Even if only half of that is true, we should be very worried. Right now, politicians are nibbling at AI around the edges, empowering communities to refuse to build the data centers that AI needs to power the models, and warning us about the coming job-loss apocalypse. 

That jobs apocalypse is very real and already underway. As of late April 2026, more than 92,000 tech employees have been cut industry-wide. Major firms like Meta (8,000 jobs) and Microsoft (roughly 8,750 jobs) have recently announced mass reductions specifically attributed to a “relentless shift toward AI” and efficiency. Nearly 80,000 U.S. tech workers lost their jobs in the first quarter of 2026 alone, with AI directly blamed for approximately half of those cuts.

The notion that no one knows how the AI revolution will play out has generated enormous anxiety in some people. A man who believes that AI will lead to human extinction tossed a Molotov Cocktail at the CEO of OpenAI, Sam Altman’s House. He then went to OpenAI headquarters and threatened to kill managers and workers.





“We’ve no clue where this ends, and the good or bad that might be unleashed along the way,” the authors write. “No one does. But it’s increasingly clear that absent better leadership, collaboration and understanding, American society, workers, academic institutions and government aren’t remotely ready for what’s unfolding.”

Hours after the attack on his house, Altman penned a blog post.

  • “The fear and anxiety about AI is justified.”
  • “AI has to be democratized; power cannot be too concentrated.”
  • “[W]e are in the process of witnessing the largest change to society in a long time, and perhaps ever.”
  • “We are all learning about something new very quickly; some of our beliefs will be right and some will be wrong, and sometimes we will need to change our mind quickly as the technology develops and society evolves.”

The man running the most-adopted AI product in history, hours after someone tried to kill him at his home, publicly acknowledged that the anxiety about his technology is warranted — and neither he nor anyone else knows exactly where we’re headed.

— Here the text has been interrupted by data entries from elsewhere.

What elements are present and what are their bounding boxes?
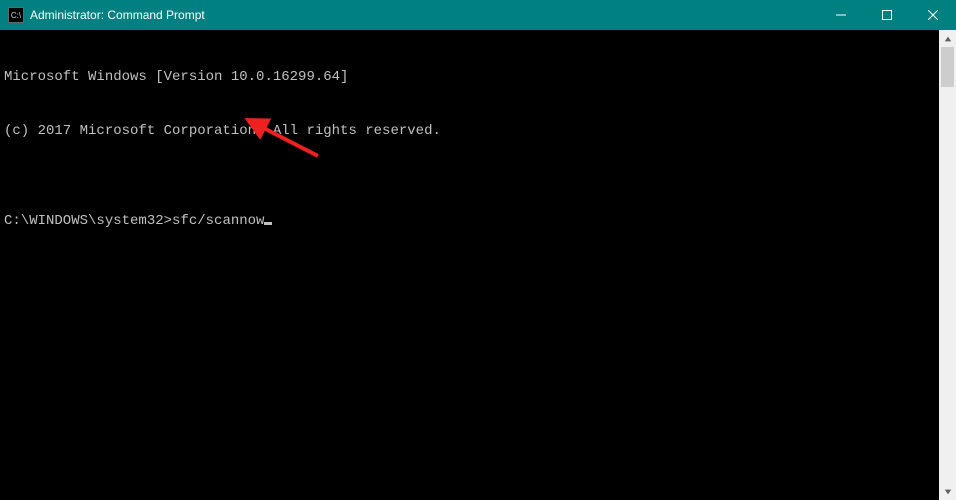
terminal-output[interactable]: Microsoft Windows [Version 10.0.16299.64… [0,30,939,500]
prompt-path: C:\WINDOWS\system32> [4,213,172,229]
titlebar[interactable]: C:\ Administrator: Command Prompt [0,0,956,30]
maximize-button[interactable] [864,0,910,30]
command-prompt-window: C:\ Administrator: Command Prompt Micros… [0,0,956,500]
app-icon: C:\ [8,7,24,23]
minimize-icon [836,10,846,20]
scroll-thumb[interactable] [941,47,954,87]
scroll-down-button[interactable] [939,483,956,500]
version-line: Microsoft Windows [Version 10.0.16299.64… [4,68,935,86]
prompt-line: C:\WINDOWS\system32>sfc/scannow [4,212,935,230]
scroll-up-button[interactable] [939,30,956,47]
text-cursor [264,222,272,225]
window-title: Administrator: Command Prompt [30,8,205,22]
window-controls [818,0,956,30]
close-icon [928,10,938,20]
chevron-up-icon [944,35,952,43]
chevron-down-icon [944,488,952,496]
typed-command: sfc/scannow [172,213,264,229]
copyright-line: (c) 2017 Microsoft Corporation. All righ… [4,122,935,140]
minimize-button[interactable] [818,0,864,30]
scroll-track[interactable] [939,47,956,483]
vertical-scrollbar[interactable] [939,30,956,500]
client-area: Microsoft Windows [Version 10.0.16299.64… [0,30,956,500]
close-button[interactable] [910,0,956,30]
maximize-icon [882,10,892,20]
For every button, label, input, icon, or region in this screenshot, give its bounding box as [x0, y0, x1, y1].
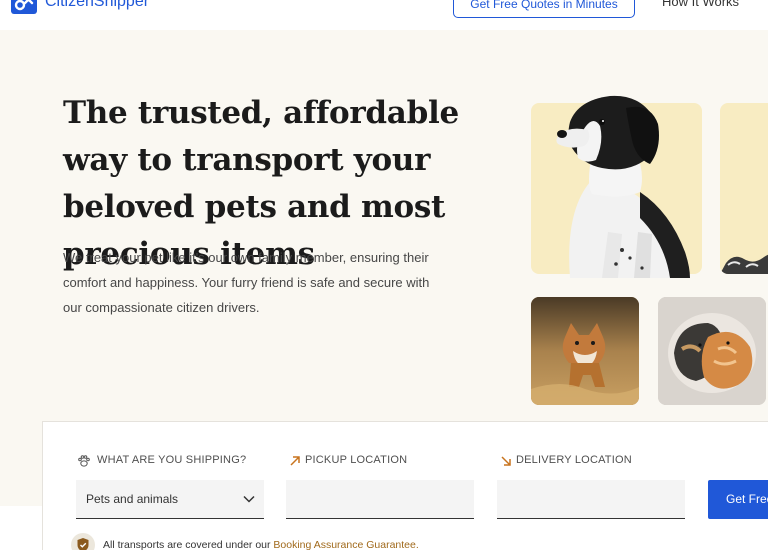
assurance-prefix: All transports are covered under our [103, 539, 274, 550]
pickup-label: PICKUP LOCATION [305, 454, 408, 466]
running-dog-photo [531, 297, 639, 405]
quote-form: WHAT ARE YOU SHIPPING? PICKUP LOCATION D… [42, 421, 768, 550]
booking-assurance-link[interactable]: Booking Assurance Guarantee. [273, 539, 418, 550]
cats-photo [658, 297, 766, 405]
dog-photo [556, 95, 690, 278]
get-quotes-button[interactable]: Get Free Quotes [708, 480, 768, 519]
chevron-down-icon [243, 495, 255, 503]
nav-how-it-works[interactable]: How It Works [662, 0, 739, 9]
shield-icon [71, 533, 95, 550]
logo-icon[interactable] [11, 0, 37, 14]
delivery-label: DELIVERY LOCATION [516, 454, 632, 466]
paw-icon [78, 455, 90, 467]
delivery-location-input[interactable] [497, 480, 685, 519]
logo-text[interactable]: CitizenShipper [45, 0, 149, 11]
hero-description: We treat your pet like it's our own fami… [63, 250, 430, 315]
shipping-type-value: Pets and animals [86, 492, 179, 506]
site-header: CitizenShipper Get Free Quotes in Minute… [0, 0, 768, 30]
get-quotes-header-button[interactable]: Get Free Quotes in Minutes [453, 0, 635, 18]
arrow-down-right-icon [501, 456, 511, 466]
arrow-up-right-icon [290, 456, 300, 466]
page: CitizenShipper Get Free Quotes in Minute… [0, 0, 768, 550]
shipping-type-select[interactable]: Pets and animals [76, 480, 264, 519]
assurance-note: All transports are covered under our Boo… [103, 539, 419, 550]
side-photo-tile [720, 103, 768, 274]
pickup-location-input[interactable] [286, 480, 474, 519]
shipping-label: WHAT ARE YOU SHIPPING? [97, 454, 247, 466]
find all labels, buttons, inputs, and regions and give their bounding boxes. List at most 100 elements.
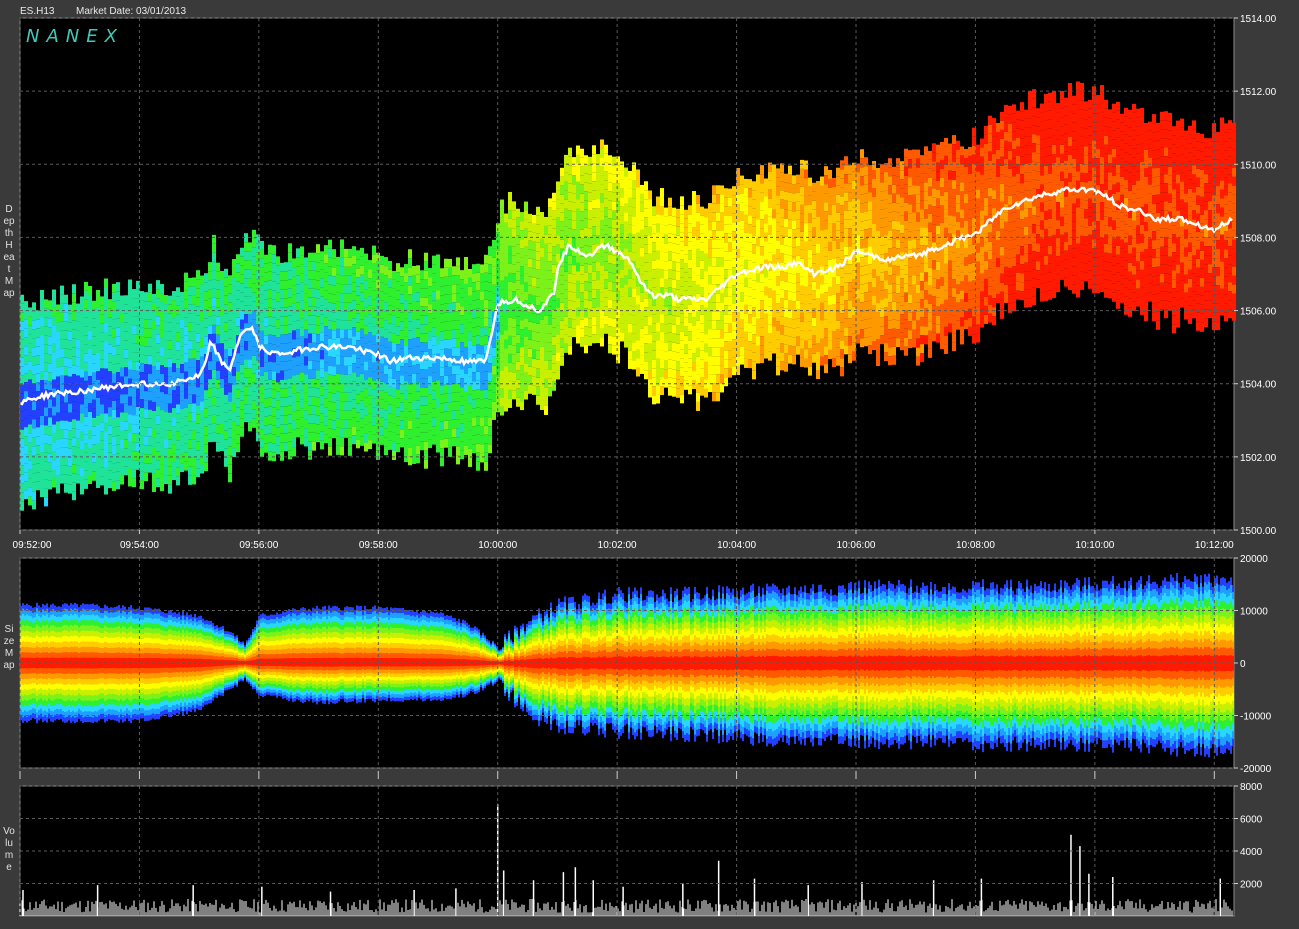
depth-heat-cell: [436, 273, 440, 282]
depth-heat-cell: [404, 318, 408, 327]
depth-heat-cell: [196, 351, 200, 360]
depth-heat-cell: [300, 291, 304, 300]
depth-heat-cell: [112, 401, 116, 410]
depth-heat-cell: [608, 155, 612, 164]
depth-heat-cell: [760, 219, 764, 228]
depth-heat-cell: [428, 367, 432, 376]
depth-heat-cell: [664, 352, 668, 361]
depth-heat-cell: [472, 408, 476, 417]
depth-heat-cell: [844, 336, 848, 345]
depth-heat-cell: [876, 294, 880, 303]
depth-heat-cell: [400, 366, 404, 375]
depth-heat-cell: [784, 237, 788, 246]
depth-heat-cell: [252, 410, 256, 419]
depth-heat-cell: [232, 403, 236, 412]
depth-heat-cell: [408, 456, 412, 465]
depth-heat-cell: [664, 361, 668, 370]
depth-heat-cell: [288, 378, 292, 387]
depth-heat-cell: [320, 278, 324, 287]
depth-heat-cell: [892, 284, 896, 293]
depth-heat-cell: [628, 216, 632, 225]
depth-heat-cell: [740, 338, 744, 347]
depth-heat-cell: [60, 331, 64, 340]
depth-heat-cell: [560, 231, 564, 240]
depth-heat-cell: [552, 229, 556, 238]
depth-heat-cell: [124, 457, 128, 466]
depth-heat-cell: [560, 168, 564, 177]
depth-heat-cell: [788, 175, 792, 184]
depth-heat-cell: [700, 360, 704, 369]
depth-heat-cell: [284, 442, 288, 451]
depth-heat-cell: [612, 193, 616, 202]
depth-heat-cell: [540, 221, 544, 230]
depth-heat-cell: [236, 281, 240, 290]
depth-heat-cell: [820, 285, 824, 294]
depth-heat-cell: [888, 347, 892, 356]
depth-heat-cell: [828, 341, 832, 350]
depth-heat-cell: [208, 415, 212, 424]
depth-heat-cell: [84, 453, 88, 462]
depth-heat-cell: [752, 298, 756, 307]
depth-heat-cell: [228, 473, 232, 482]
depth-heat-cell: [916, 159, 920, 168]
depth-heat-cell: [164, 295, 168, 304]
depth-heat-cell: [192, 277, 196, 286]
depth-heat-cell: [224, 269, 228, 278]
depth-heat-cell: [360, 374, 364, 383]
depth-heat-cell: [716, 257, 720, 266]
depth-heat-cell: [800, 205, 804, 214]
depth-heat-cell: [720, 293, 724, 302]
depth-heat-cell: [776, 177, 780, 186]
depth-heat-cell: [816, 244, 820, 253]
depth-heat-cell: [112, 455, 116, 464]
depth-heat-cell: [436, 435, 440, 444]
depth-heat-cell: [636, 331, 640, 340]
depth-heat-cell: [616, 192, 620, 201]
depth-heat-cell: [636, 223, 640, 232]
depth-heat-cell: [916, 348, 920, 357]
depth-heat-cell: [928, 295, 932, 304]
depth-heat-cell: [188, 440, 192, 449]
depth-heat-cell: [292, 366, 296, 375]
depth-heat-cell: [852, 190, 856, 199]
depth-heat-cell: [224, 314, 228, 323]
depth-heat-cell: [300, 246, 304, 255]
depth-heat-cell: [176, 323, 180, 332]
depth-heat-cell: [360, 284, 364, 293]
depth-heat-cell: [780, 217, 784, 226]
depth-heat-cell: [340, 401, 344, 410]
depth-heat-cell: [468, 431, 472, 440]
depth-heat-cell: [464, 383, 468, 392]
depth-heat-cell: [908, 276, 912, 285]
depth-heat-cell: [744, 215, 748, 224]
depth-heat-cell: [628, 351, 632, 360]
depth-heat-cell: [700, 351, 704, 360]
depth-heat-cell: [880, 308, 884, 317]
depth-heat-cell: [164, 403, 168, 412]
depth-heat-cell: [112, 365, 116, 374]
depth-heat-cell: [244, 278, 248, 287]
depth-heat-cell: [240, 356, 244, 365]
depth-heat-cell: [96, 398, 100, 407]
depth-heat-cell: [884, 172, 888, 181]
depth-heat-cell: [720, 239, 724, 248]
depth-heat-cell: [324, 317, 328, 326]
depth-heat-cell: [408, 276, 412, 285]
depth-heat-cell: [84, 462, 88, 471]
depth-heat-cell: [456, 401, 460, 410]
depth-heat-cell: [352, 417, 356, 426]
depth-heat-cell: [880, 164, 884, 173]
depth-heat-cell: [408, 411, 412, 420]
depth-heat-cell: [88, 358, 92, 367]
depth-heat-cell: [416, 319, 420, 328]
depth-heat-cell: [352, 435, 356, 444]
depth-heat-cell: [424, 334, 428, 343]
depth-heat-cell: [704, 289, 708, 298]
depth-heat-cell: [60, 313, 64, 322]
depth-heat-cell: [60, 466, 64, 475]
depth-heat-cell: [292, 330, 296, 339]
depth-heat-cell: [304, 401, 308, 410]
depth-heat-cell: [548, 198, 552, 207]
depth-heat-cell: [824, 328, 828, 337]
depth-heat-cell: [652, 305, 656, 314]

It’s too late to heed the advice to “slow down.” The tech bros in charge of this runaway train wouldn’t listen anyway. As I’ve been saying for months, even though companies like OpenAI, Anthropic, and Google are all trying to be conscientious in AI development and keep the agents under control, when they don’t know what the capabilities of their creation are, how can anyone be sure of the future?





China isn’t slowing down, you might observe. That’s a huge problem, but there’s little we can do about it. More to the point, the government has to step in and set hard and fast guardrails that everyone can follow.

It has to be done before we wake up one day and discover a world we hardly recognize.